Gillespie arranged several presidential speeches to make strategic arguments, such as comparing Iraq to Vietnam or warning of Iranian interference. When critics assailed Bush for overstating ties between al-Qaeda and the group called al-Qaeda in Iraq, Gillespie organized a Bush speech to make his case.

"The whole idea is to take these things on before they become conventional wisdom," said White House communications director Kevin Sullivan. "We have a very short window."


Instead ofdiscussing political solutions for Iraq, our leadership is busy looking for ways to hoodwink the public once more. They are in full "pre-Iraq war" propaganda mode. Bush actually is planning for a speech later this week based around the Petraeus report. Luckily, the print media has been paying attention to this report. We learned already in July, that the White House is actually writing this report and last week we learned about the G.A.O's negative report on Iraqi benchmark progress before the White House tried to spin it into a positive report.
A.P reported this morning:

In vertical bars of blue, green, gray and red, a briefing chart prepared by the Defense Intelligence Agency says what Gen. David Petraeus won't.

Insurgent attacks against Iraqi civilians, their security forces and U.S. troops remain high, according to the document obtained by The Associated Press. It is a conclusion that the well-regarded Army officer who is the top U.S. commander in Iraq is expected to try to counter when he and Ryan Crocker, the U.S. ambassador in Baghdad, testify before Congress on Monday and Tuesday.

More than four years into a conflict initially thought to be a cakewalk, the war has become a battle of statistics, graphs and conflicting assessments of progress in a country of more than 27 million people.

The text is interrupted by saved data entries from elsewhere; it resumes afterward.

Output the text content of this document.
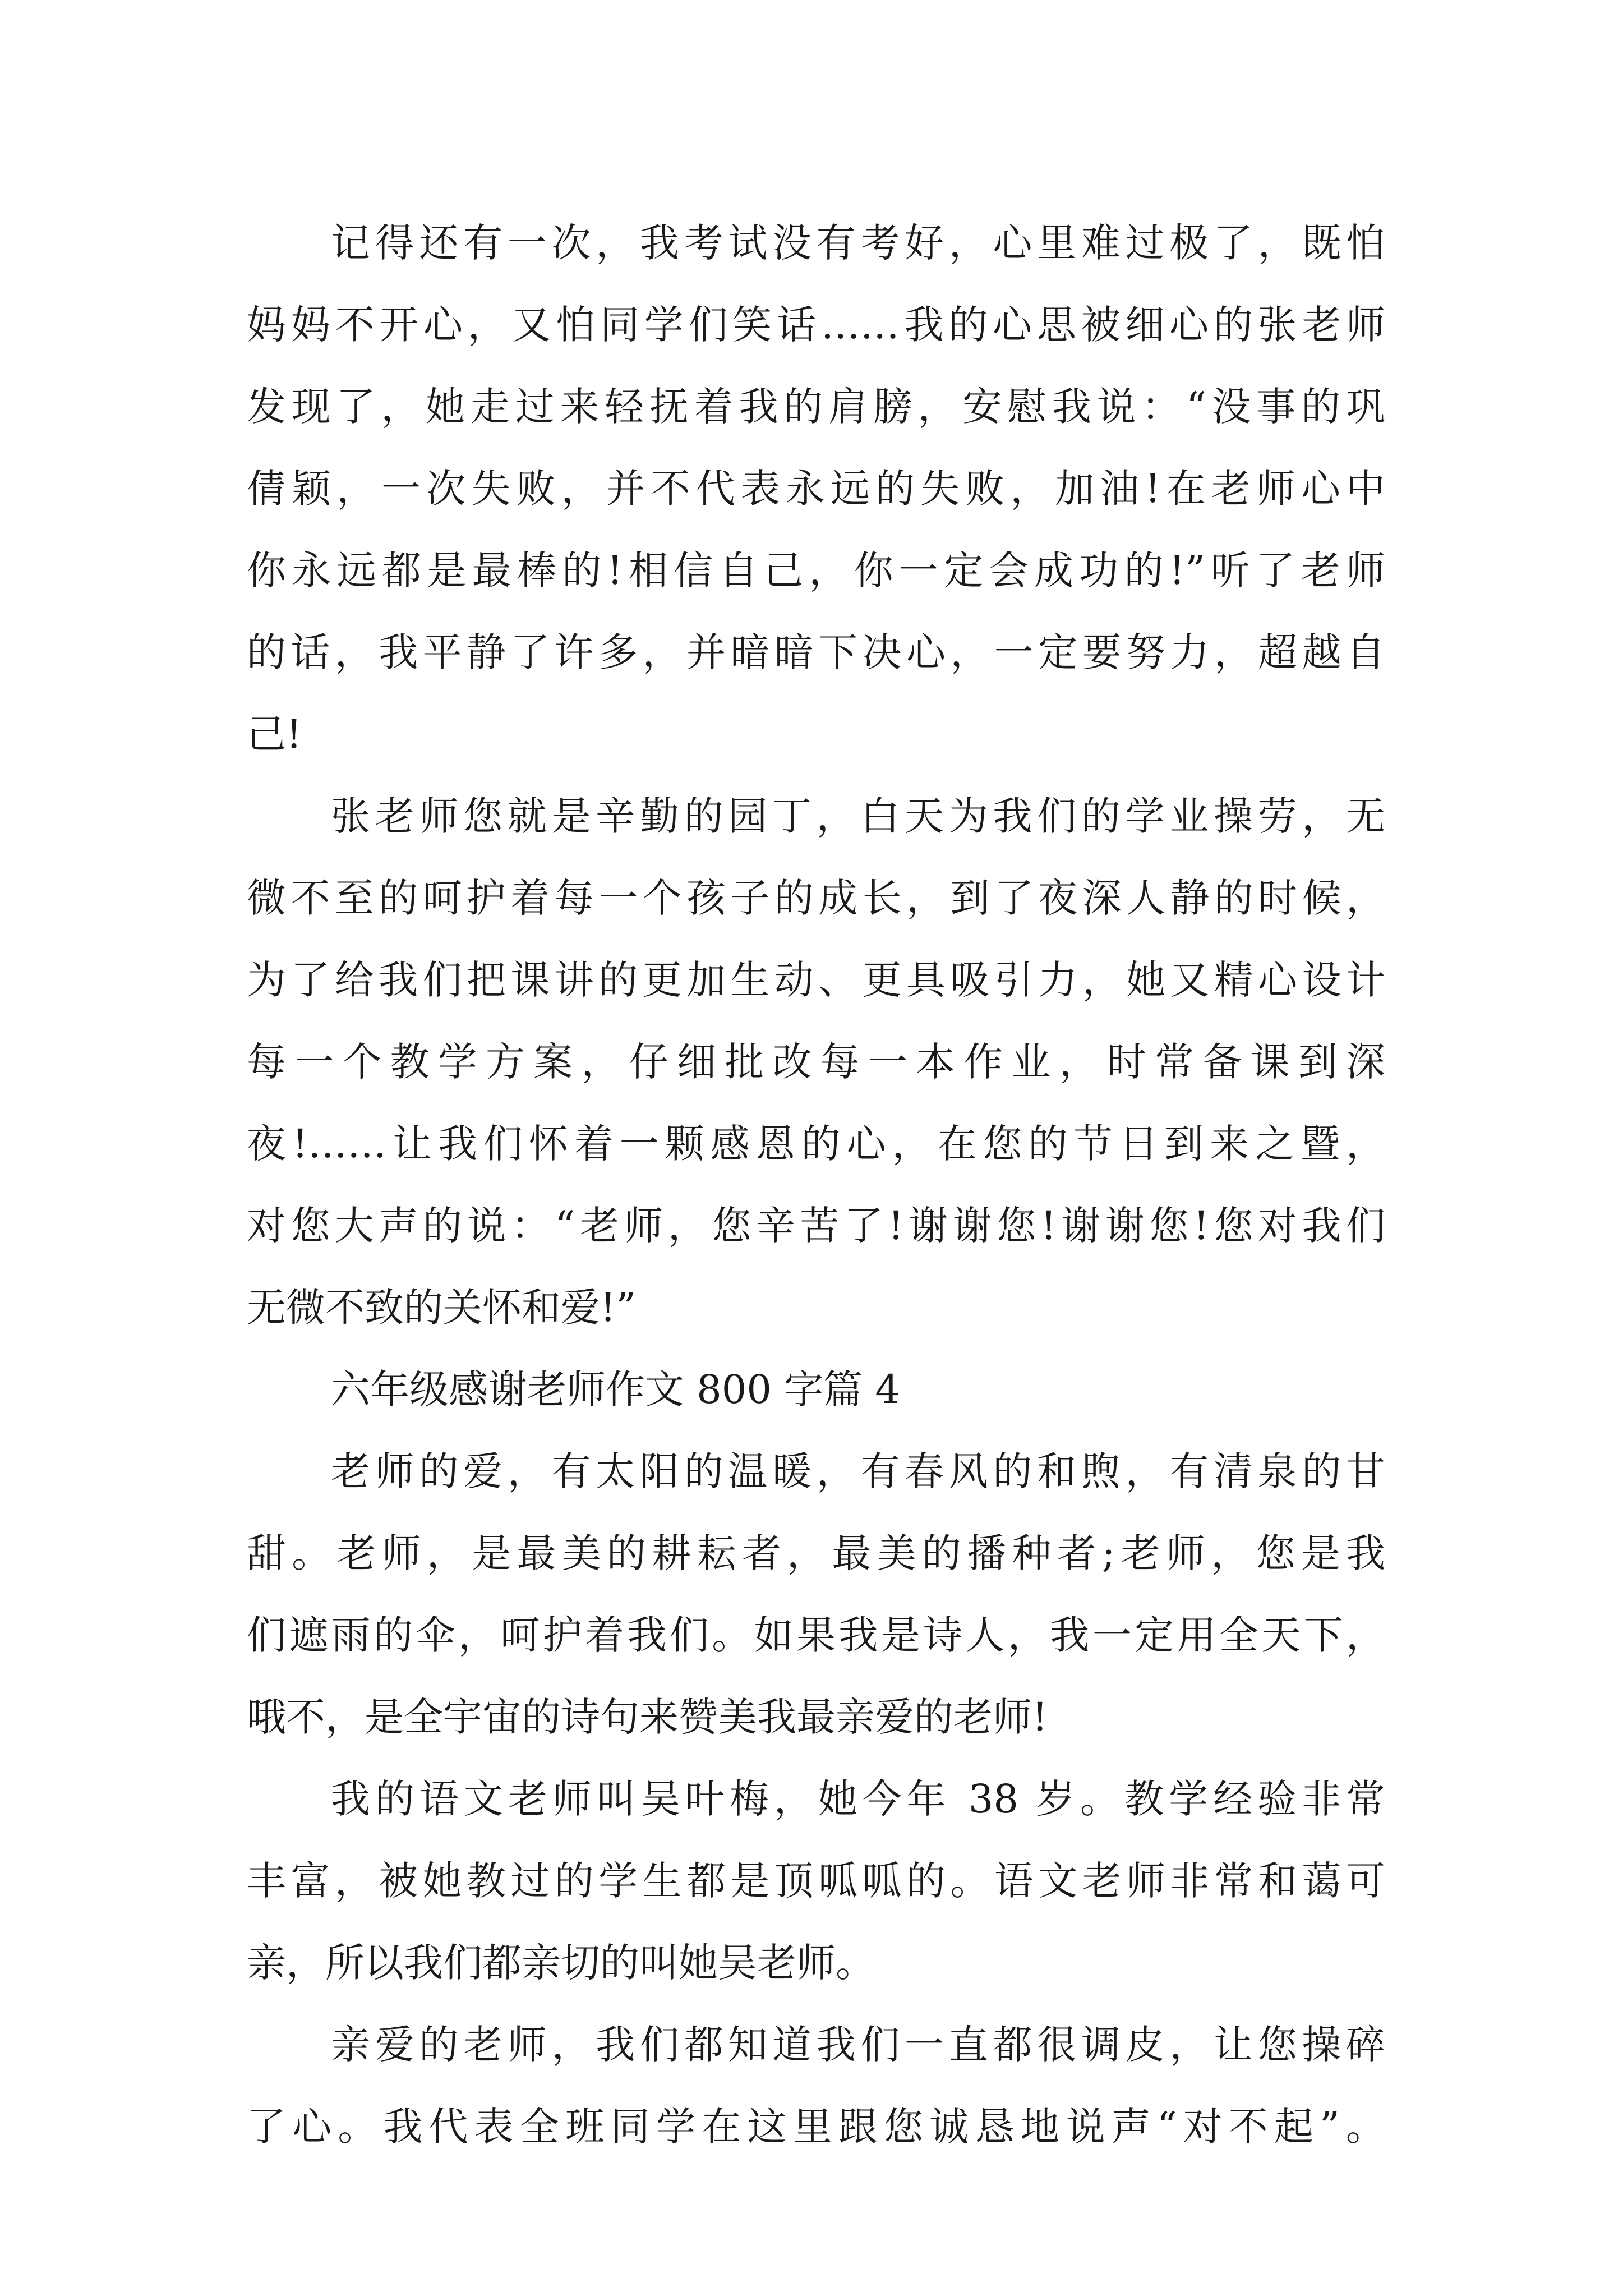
记得还有一次，我考试没有考好，心里难过极了，既怕
妈妈不开心，又怕同学们笑话……我的心思被细心的张老师
发现了，她走过来轻抚着我的肩膀，安慰我说：“没事的巩
倩颖，一次失败，并不代表永远的失败，加油!在老师心中
你永远都是最棒的!相信自己，你一定会成功的!”听了老师
的话，我平静了许多，并暗暗下决心，一定要努力，超越自
己!
张老师您就是辛勤的园丁，白天为我们的学业操劳，无
微不至的呵护着每一个孩子的成长，到了夜深人静的时候，
为了给我们把课讲的更加生动、更具吸引力，她又精心设计
每一个教学方案，仔细批改每一本作业，时常备课到深
夜!……让我们怀着一颗感恩的心，在您的节日到来之暨，
对您大声的说：“老师，您辛苦了!谢谢您!谢谢您!您对我们
无微不致的关怀和爱!”
六年级感谢老师作文 800 字篇 4
老师的爱，有太阳的温暖，有春风的和煦，有清泉的甘
甜。老师，是最美的耕耘者，最美的播种者;老师，您是我
们遮雨的伞，呵护着我们。如果我是诗人，我一定用全天下，
哦不，是全宇宙的诗句来赞美我最亲爱的老师!
我的语文老师叫吴叶梅，她今年 38 岁。教学经验非常
丰富，被她教过的学生都是顶呱呱的。语文老师非常和蔼可
亲，所以我们都亲切的叫她吴老师。
亲爱的老师，我们都知道我们一直都很调皮，让您操碎
了心。我代表全班同学在这里跟您诚恳地说声“对不起”。
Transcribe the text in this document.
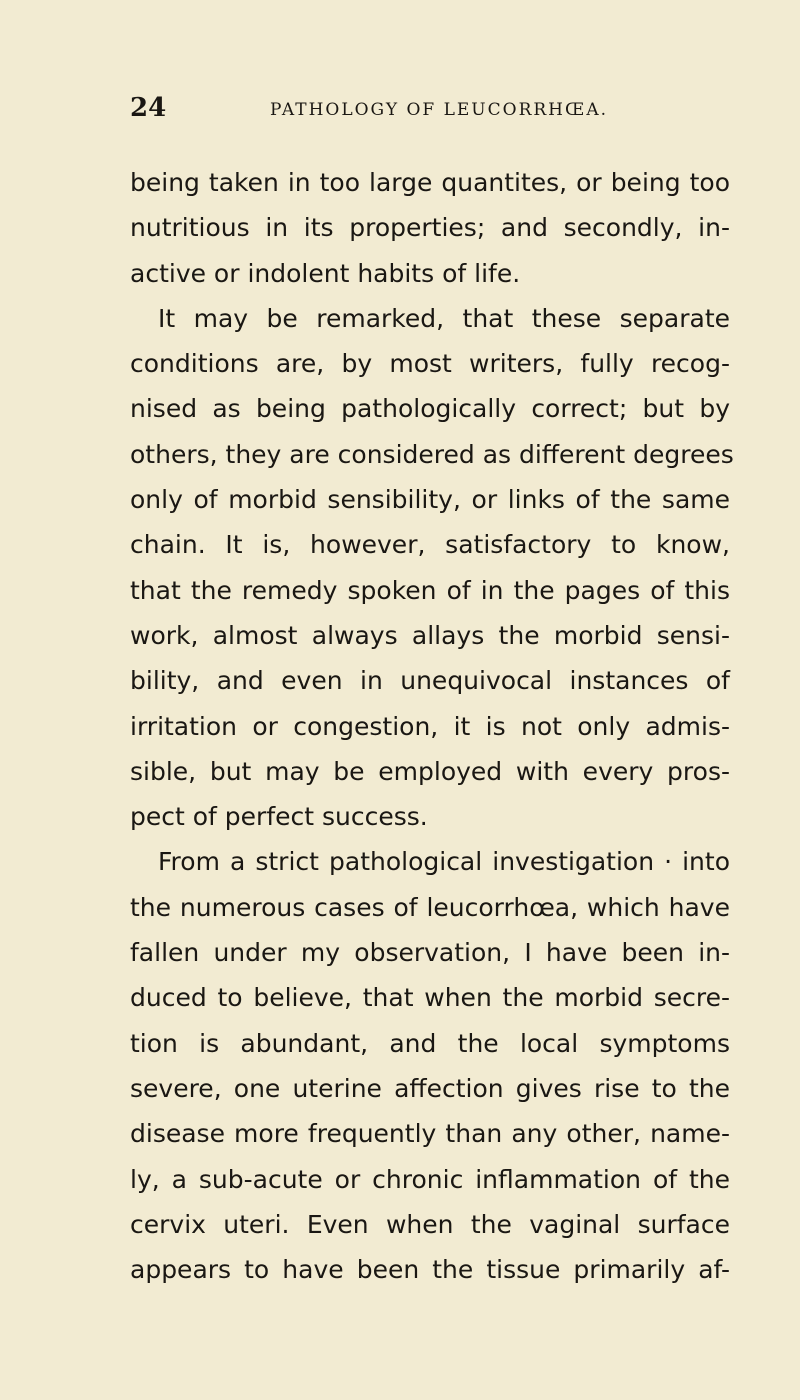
24	PATHOLOGY OF LEUCORRHŒA.
being taken in too large quantites, or being too
nutritious in its properties; and secondly, in-
active or indolent habits of life.
It may be remarked, that these separate
conditions are, by most writers, fully recog-
nised as being pathologically correct; but by
others, they are considered as different degrees
only of morbid sensibility, or links of the same
chain. It is, however, satisfactory to know,
that the remedy spoken of in the pages of this
work, almost always allays the morbid sensi-
bility, and even in unequivocal instances of
irritation or congestion, it is not only admis-
sible, but may be employed with every pros-
pect of perfect success.
From a strict pathological investigation · into
the numerous cases of leucorrhœa, which have
fallen under my observation, I have been in-
duced to believe, that when the morbid secre-
tion is abundant, and the local symptoms
severe, one uterine affection gives rise to the
disease more frequently than any other, name-
ly, a sub-acute or chronic inflammation of the
cervix uteri. Even when the vaginal surface
appears to have been the tissue primarily af-
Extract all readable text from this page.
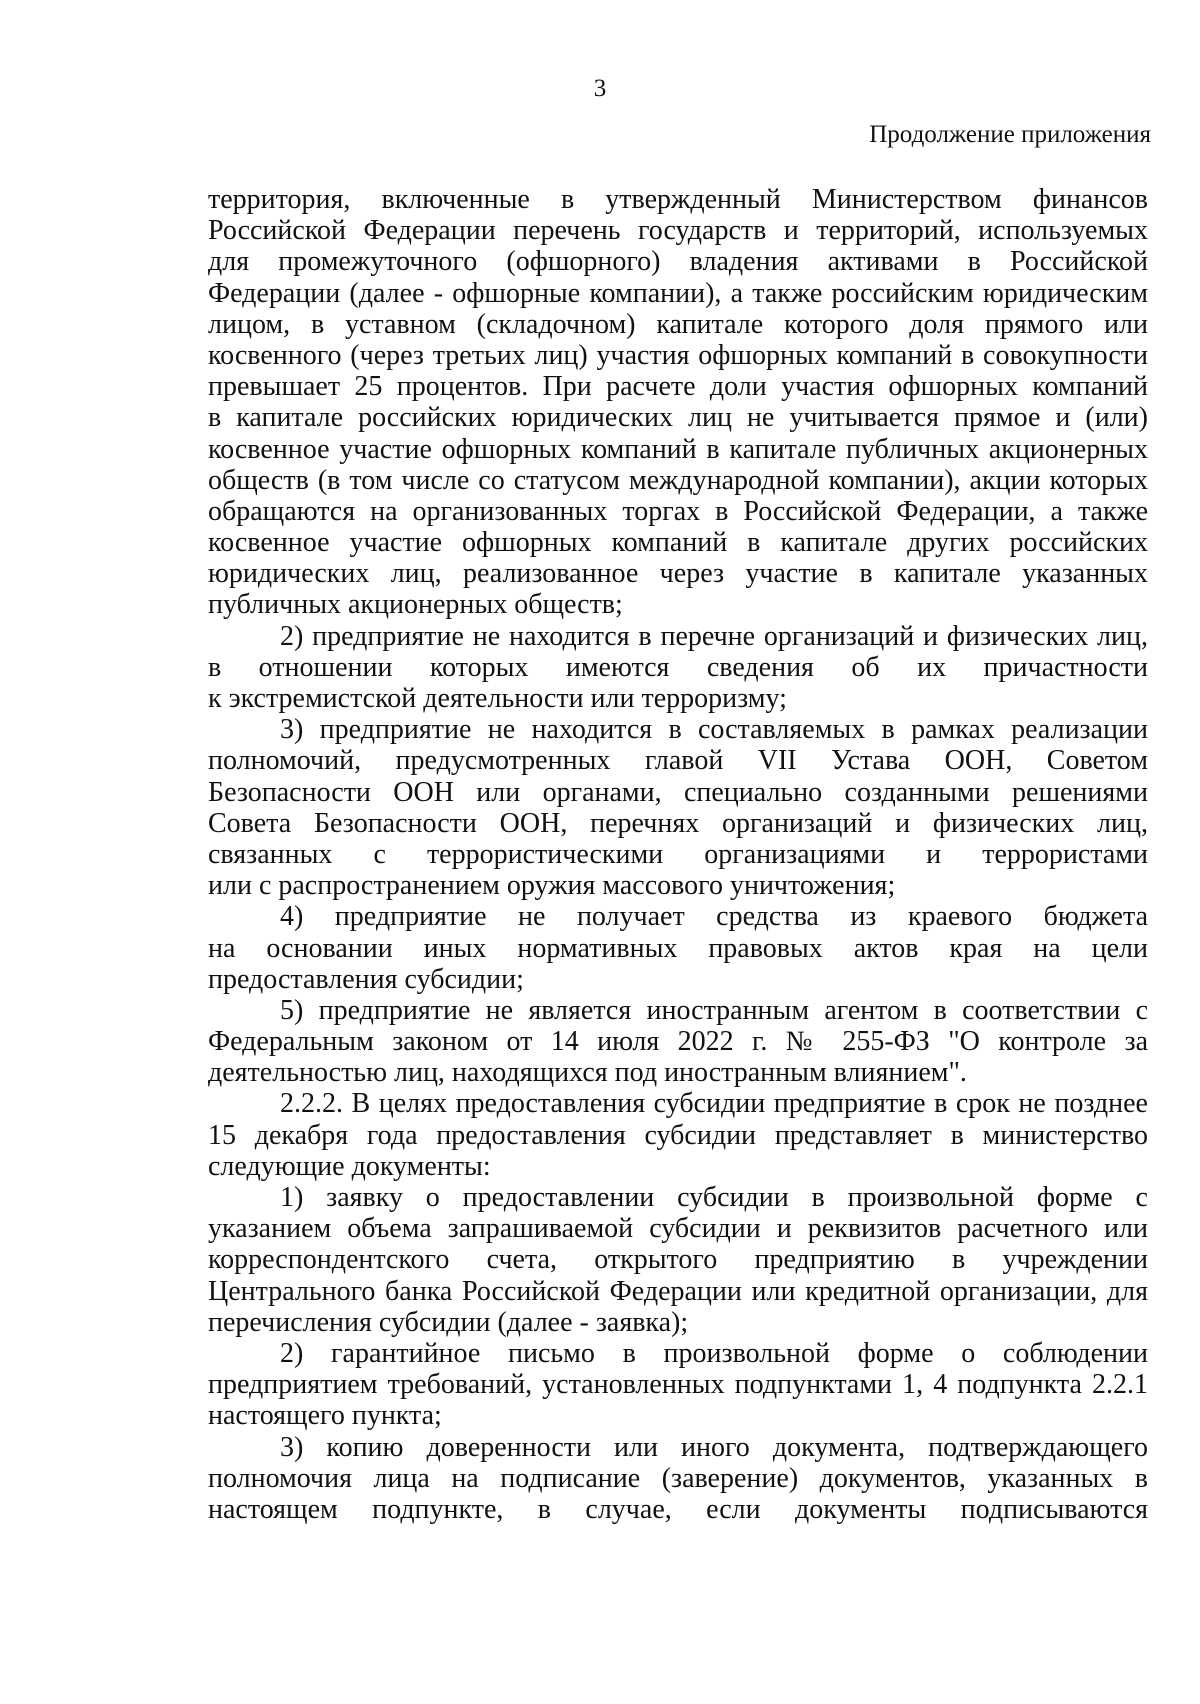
3
Продолжение приложения
территория, включенные в утвержденный Министерством финансов
Российской Федерации перечень государств и территорий, используемых
для промежуточного (офшорного) владения активами в Российской
Федерации (далее - офшорные компании), а также российским юридическим
лицом, в уставном (складочном) капитале которого доля прямого или
косвенного (через третьих лиц) участия офшорных компаний в совокупности
превышает 25 процентов. При расчете доли участия офшорных компаний
в капитале российских юридических лиц не учитывается прямое и (или)
косвенное участие офшорных компаний в капитале публичных акционерных
обществ (в том числе со статусом международной компании), акции которых
обращаются на организованных торгах в Российской Федерации, а также
косвенное участие офшорных компаний в капитале других российских
юридических лиц, реализованное через участие в капитале указанных
публичных акционерных обществ;
2) предприятие не находится в перечне организаций и физических лиц,
в отношении которых имеются сведения об их причастности
к экстремистской деятельности или терроризму;
3) предприятие не находится в составляемых в рамках реализации
полномочий, предусмотренных главой VII Устава ООН, Советом
Безопасности ООН или органами, специально созданными решениями
Совета Безопасности ООН, перечнях организаций и физических лиц,
связанных с террористическими организациями и террористами
или с распространением оружия массового уничтожения;
4) предприятие не получает средства из краевого бюджета
на основании иных нормативных правовых актов края на цели
предоставления субсидии;
5) предприятие не является иностранным агентом в соответствии с
Федеральным законом от 14 июля 2022 г. № 255-ФЗ "О контроле за
деятельностью лиц, находящихся под иностранным влиянием".
2.2.2. В целях предоставления субсидии предприятие в срок не позднее
15 декабря года предоставления субсидии представляет в министерство
следующие документы:
1) заявку о предоставлении субсидии в произвольной форме с
указанием объема запрашиваемой субсидии и реквизитов расчетного или
корреспондентского счета, открытого предприятию в учреждении
Центрального банка Российской Федерации или кредитной организации, для
перечисления субсидии (далее - заявка);
2) гарантийное письмо в произвольной форме о соблюдении
предприятием требований, установленных подпунктами 1, 4 подпункта 2.2.1
настоящего пункта;
3) копию доверенности или иного документа, подтверждающего
полномочия лица на подписание (заверение) документов, указанных в
настоящем подпункте, в случае, если документы подписываются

The defense intelligence chart makes the point, with figures from Petraeus' command in Baghdad, the Multinational Force-Iraq. Congressional auditors used the same numbers to conclude that Iraqis are as unsafe now as they were six months ago; the Bush administration and military officials also using those figures say that finding is flawed.


In other words the Crooker and Petraeus are going to cherry pick the statistics that can benefit their master's theory that the surge is working.

We discussed on our show last week that sectarian violence has doubled since the start of the Bush escalation. The only success story has been the Anbar area where Sunni tribes have been fighting Al Queda. Interestingly enough, Washington Post pointed out (in the same article from above) that this pattern had started in Anbar months before Bush's "way forward".

More striking was the emerging shift in Anbar; al-Qaeda and Sunni insurgents had grown so dominant in the western province that military intelligence had all but given up on the area months earlier. Bush benefited from good timing. As he introduced his new strategy, Marine commanders had already made common cause with local Sunni tribal leaders who had broken with the Sunni insurgent group al-Qaeda in Iraq, also called AQI.

Why the sheiks turned remains a point of debate, but it seems clear that the tribes resented al-Qaeda's efforts to ban smoking and marry local women to build ties to the region. "Marrying women to strangers, let alone foreigners, is just not done," Australian Lt. Col. David Kilcullen, a Petraeus adviser, wrote in an essay.

The sheik who forged the alliance with the Americans, Abdul Sattar Buzaigh al-Rishawi, traced the decision to fight al-Qaeda to Sept. 14, 2006, long before the new Bush strategy, but the president's plan dispatched another 4,000 U.S. troops to Anbar to exploit the situation. As security improved, the White House eagerly took credit.

This is an important point to remember when the media begins referencing Anbar over and over again this week, after the Petraeus presentation.

The progress in Anbar was being made before Bush escalated the war.

This is going to be one of the Bush administration's hardest sales pitches of all time. Will the American people believe anything Crooker and Petrarus have to say? Let's hope not.